Clin Endocrinol (Oxf). 2007 Apr.
Modulation of glucocorticoid metabolism by the growth hormone - IGF-1 axis.
Agha A, Monson JP.
Department of Endocrinology, St. Bartholomew's Hospital; William Harvey Research Institute, Queen Mary University of London, UK.

The growth hormone-insulin-like growth factor 1 (GH-IGF-1) axis plays an important role in modulating the peripheral metabolism of glucocorticoids mainly through its effect on the isoenzyme 11 beta-hydroxysteroid dehydrogenase 1 (11beta-HSD1) which, in vivo, functions as a reductase catalysing the conversion of cortisone to cortisol. Several in vivo and ex vivo studies have shown that the GH-IGF-I system inhibits the expression and activity of 11beta-HSD1 in adipose tissues and the liver resulting in reduced local regeneration of cortisol. This interaction has clinically significant implications as it may at least partly explain the phenotypes of acromegaly and adult GH deficiency and the effects that treatment of these conditions has on body composition. In addition, by accelerating the peripheral metabolism of cortisol, GH therapy may precipitate adrenal insufficiency in susceptible hypopituitary patients, and endocrinologists should be mindful of this phenomenon when starting hypopituitary patients on GH replacement therapy.


Gastroenterology. 2007 Mar.
Growth hormone reverses nonalcoholic steatohepatitis in a patient with adult growth hormone deficiency.
Takahashi Y, Iida K, Takahashi K, Yoshioka S, Fukuoka H, Takeno R, Imanaka M, Nishizawa H, Takahashi M, Seo Y, Hayashi Y, Kondo T, Okimura Y, Kaji H, Kitazawa R, Kitazawa S, Chihara K.
Division of Endocrinology/Metabolism, Neurology, and Hematology/Oncology, Department of Clinical Molecular Medicine, Kobe University Graduate School of Medicine, Kobe, Japan.

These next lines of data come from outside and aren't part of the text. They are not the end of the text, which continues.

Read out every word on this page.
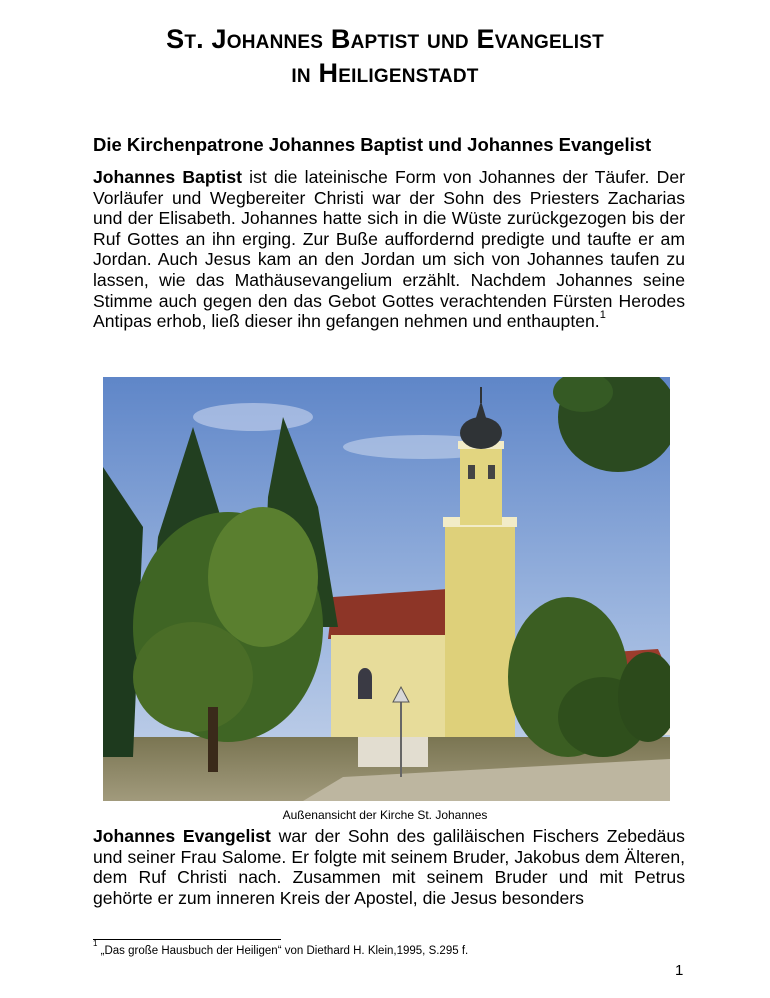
St. Johannes Baptist und Evangelist
in Heiligenstadt
Die Kirchenpatrone Johannes Baptist und Johannes Evangelist
Johannes Baptist ist die lateinische Form von Johannes der Täufer. Der Vorläufer und Wegbereiter Christi war der Sohn des Priesters Zacharias und der Elisabeth. Johannes hatte sich in die Wüste zurückgezogen bis der Ruf Gottes an ihn erging. Zur Buße auffordernd predigte und taufte er am Jordan. Auch Jesus kam an den Jordan um sich von Johannes taufen zu lassen, wie das Mathäusevangelium erzählt. Nachdem Johannes seine Stimme auch gegen den das Gebot Gottes verachtenden Fürsten Herodes Antipas erhob, ließ dieser ihn gefangen nehmen und enthaupten.$^1$
Außenansicht der Kirche St. Johannes
Johannes Evangelist war der Sohn des galiläischen Fischers Zebedäus und seiner Frau Salome. Er folgte mit seinem Bruder, Jakobus dem Älteren, dem Ruf Christi nach. Zusammen mit seinem Bruder und mit Petrus gehörte er zum inneren Kreis der Apostel, die Jesus besonders
$^1$ „Das große Hausbuch der Heiligen“ von Diethard H. Klein,1995, S.295 f.
1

BACKGROUND AND AIMS: Nonalcoholic steatohepatitis (NASH) is an emerging progressive hepatic disease and demonstrates steatosis, inflammation, and fibrosis. Insulin resistance is a common feature in the development of NASH. Molecular pathogenesis of NASH consists of 2 steps: triglyceride accumulation in hepatocytes with insulin resistance and an enhanced oxidative stress caused by reactive oxygen species. Interestingly, NASH demonstrates a striking similarity to the pathologic conditions observed in adult growth hormone deficiency (AGHD). AGHD is characterized by decreased lean body mass, increased visceral adiposity, abnormal lipid profile, and insulin resistance. Moreover, liver dysfunctions with hyperlipidemia and nonalcoholic fatty liver disease (NAFLD) are frequently observed in patients with AGHD, and it is accompanied by metabolic syndrome. METHODS: We studied a case diagnosed as NASH with hyperlipidemia in AGHD. The effect of GH-replacement therapy on the patient was analyzed. RESULTS: Six months of GH-replacement therapy in the patient drastically ameliorated NASH and the abnormal lipid profile concomitant with a marked reduction in oxidative stress. CONCLUSIONS: These results suggest that GH plays an essential role in the metabolic and redox regulation in the liver.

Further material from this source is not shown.